2 minute read
3 May 2016
9:00 am

NPA has chance to redeem itself

The Zuma case offers the NPA an opportunity to redeem itself.

FILE PICTURE: Deputy Public Works Minister and SACP deputy general secretary Jeremy Cronin. Picture by Michel Bega

South African Communist Party deputy general secretary Jeremy Cronin, who is also deputy Public Works Minister, is correct in his call for the reinstatement of corruption charges against President Jacob Zuma.

The charges relate to Zuma’s alleged involvement in the country’s multibillion-rand arms deal. Zuma’s former financial adviser, Schabir Shaik, was found guilty of fraud and corruption by the KwaZuluNatal High Court in June 2005 and sentenced to 15 years in jail for trying to solicit a bribe for Zuma from a French arms company involved in the deal.

Last week, the high court in Pretoria ruled it was irrational for the then national director of public prosecutions, Mokotedi Mpshe, to withdraw the charges in 2009.

The high court ruling came shortly after the Constitutional Court had ruled that Zuma had violated the constitution after failing to comply with Public Protector Thuli Madonsela’s remedial action on money spent at his Nkandla homestead. Zuma has himself been demanding a chance to have his day in court to clear his name.

Appearing in court and answering to the nearly 800 charges offers him such an opportunity to once and for all put to rest a matter that has haunted him for years. There are so many dark clouds hanging over Zuma’s head.

His relationship with the controversial Gupta family among them. Zuma cannot allow any more controversies to inflict further damage to his already tarnished image, that of his party and that of the country.

It will be unwise for the National Prosecuting Authority (NPA) to appeal the North Gauteng High Court’s ruling which was so damning – it is unlikely another court will reach a different conclusion. Sadly, the NPA has not covered itself in glory.

Obsession with ruling party politics has left the NPA’s integrity in tatters.

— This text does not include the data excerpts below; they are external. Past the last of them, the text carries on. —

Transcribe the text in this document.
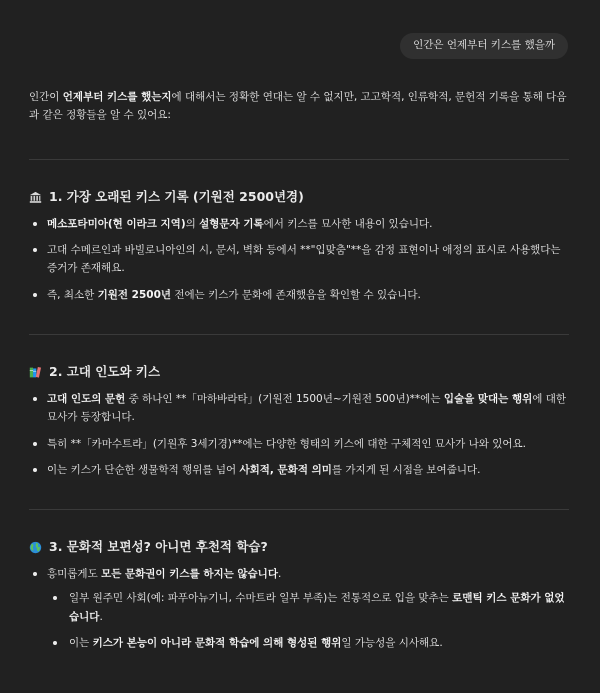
인간은 언제부터 키스를 했을까

인간이 언제부터 키스를 했는지에 대해서는 정확한 연대는 알 수 없지만, 고고학적, 인류학적, 문헌적 기록을 통해 다음과 같은 정황들을 알 수 있어요:

1. 가장 오래된 키스 기록 (기원전 2500년경)
메소포타미아(현 이라크 지역)의 설형문자 기록에서 키스를 묘사한 내용이 있습니다.
고대 수메르인과 바빌로니아인의 시, 문서, 벽화 등에서 **"입맞춤"**을 감정 표현이나 애정의 표시로 사용했다는 증거가 존재해요.
즉, 최소한 기원전 2500년 전에는 키스가 문화에 존재했음을 확인할 수 있습니다.
2. 고대 인도와 키스
고대 인도의 문헌 중 하나인 **「마하바라타」(기원전 1500년~기원전 500년)**에는 입술을 맞대는 행위에 대한 묘사가 등장합니다.
특히 **「카마수트라」(기원후 3세기경)**에는 다양한 형태의 키스에 대한 구체적인 묘사가 나와 있어요.
이는 키스가 단순한 생물학적 행위를 넘어 사회적, 문화적 의미를 가지게 된 시점을 보여줍니다.
3. 문화적 보편성? 아니면 후천적 학습?
흥미롭게도 모든 문화권이 키스를 하지는 않습니다.
일부 원주민 사회(예: 파푸아뉴기니, 수마트라 일부 부족)는 전통적으로 입을 맞추는 로맨틱 키스 문화가 없었습니다.
이는 키스가 본능이 아니라 문화적 학습에 의해 형성된 행위일 가능성을 시사해요.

The organisation’s reputation has been damaged to the extent that ordinary South Africans no longer have confidence in the institution’s ability to prosecute without fear, favour or prejudice.

The Zuma case offers the NPA an opportunity to redeem itself. To achieve this, the organisation will have to demonstrate its commitment to treat all citizens equally before the law, including SA’s most powerful man.